Much work remains to be done to translate new insights into ATP signaling gathered so far into novel medicines ready for use in the clinic. But many laboratories and drug companies are actively looking for drugs that can selectively activate or silence specific ATP receptor subtypes, inhibit or enhance the release of ATP, or inhibit the breakdown of ATP after it has been released from cells.

The Ultimate Messenger ATP’s ubiquity as a signaling molecule does pose at least one major challenge: developing drugs targeted only to a single organ or tissue without causing side effects in other body systems. This concern is not unique to ATP, however, and the great variety of subunit configurations found on different cell types will make targeting specific tissues more feasible. Khakh has been experimenting with creating “designer” ATP receptors that can be incorporated into cultured cells or even living laboratory mice and used to test the effects of subtly changing the function of a P2X receptor protein. This is just one approach that allows researchers to  manipulate ATP signaling in a controlled manner and study the results in living organisms.
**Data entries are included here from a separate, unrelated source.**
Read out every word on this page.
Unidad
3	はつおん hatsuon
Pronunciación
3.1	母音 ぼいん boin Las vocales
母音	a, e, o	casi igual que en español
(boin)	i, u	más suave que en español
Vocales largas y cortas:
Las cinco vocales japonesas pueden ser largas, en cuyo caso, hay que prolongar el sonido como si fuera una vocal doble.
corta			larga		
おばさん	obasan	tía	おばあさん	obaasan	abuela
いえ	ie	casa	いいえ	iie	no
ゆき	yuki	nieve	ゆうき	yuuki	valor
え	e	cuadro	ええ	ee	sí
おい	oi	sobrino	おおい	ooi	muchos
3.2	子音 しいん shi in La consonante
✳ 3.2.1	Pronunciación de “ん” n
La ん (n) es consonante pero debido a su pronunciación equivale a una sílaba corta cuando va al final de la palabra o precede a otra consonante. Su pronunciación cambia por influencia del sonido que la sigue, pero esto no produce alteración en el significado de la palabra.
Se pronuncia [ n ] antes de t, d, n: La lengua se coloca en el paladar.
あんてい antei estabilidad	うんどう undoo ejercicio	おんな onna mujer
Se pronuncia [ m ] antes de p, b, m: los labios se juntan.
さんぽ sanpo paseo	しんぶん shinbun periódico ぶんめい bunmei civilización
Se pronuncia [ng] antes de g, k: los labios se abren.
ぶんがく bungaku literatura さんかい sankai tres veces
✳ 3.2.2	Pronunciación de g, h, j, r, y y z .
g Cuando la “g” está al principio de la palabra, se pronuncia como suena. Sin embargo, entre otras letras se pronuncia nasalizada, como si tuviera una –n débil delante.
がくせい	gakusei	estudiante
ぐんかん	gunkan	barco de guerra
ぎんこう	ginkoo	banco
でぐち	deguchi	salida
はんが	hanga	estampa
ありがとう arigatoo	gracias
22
One of the most important breakthroughs in the past 20 years has been the recent determination of the crystal structure of a zebra fish P2X channel by Eric Gouaux and his colleagues at Oregon Health and Science University. This landmark achievement shows atomic-scale details of how an ATP receptor works and paves the way for an understanding of ATP signaling from the level of  molecules to that of whole physiological systems. It will also significantly accelerate the process of drug discovery.

Recent evidence of ATP receptors in plants and primitive organisms, such as green algae, amoebas and parasitic schistosomes, offers the possibility that targeting ATP signaling may also be useful in agriculture and in the treatment of infectious diseases. The presence of ATP signaling in such diverse life-forms suggests, too, that ATP’s function as a signaling molecule appeared early in the evolution of life—perhaps more or less simultaneously with its adoption as an energy source. Many reports of potent effects caused by ATP and its derivatives in most invertebrate and lower vertebrate animals also suggest that ATP’s influence could be widespread indeed.

It is gratifying for us to see how the role of ATP as a signaling molecule has gone from an idea that was widely deemed dubious 50 years ago to a large and vibrant field of inquiry today of interest to the entire biology community and of great potential import to medicine. We look forward to seeing how further breakthroughs in understanding the fascinating double life of ATP are exploited to improve the quality of human life.

Note: This article was originally printed with the title, “The Double Life of ATP.”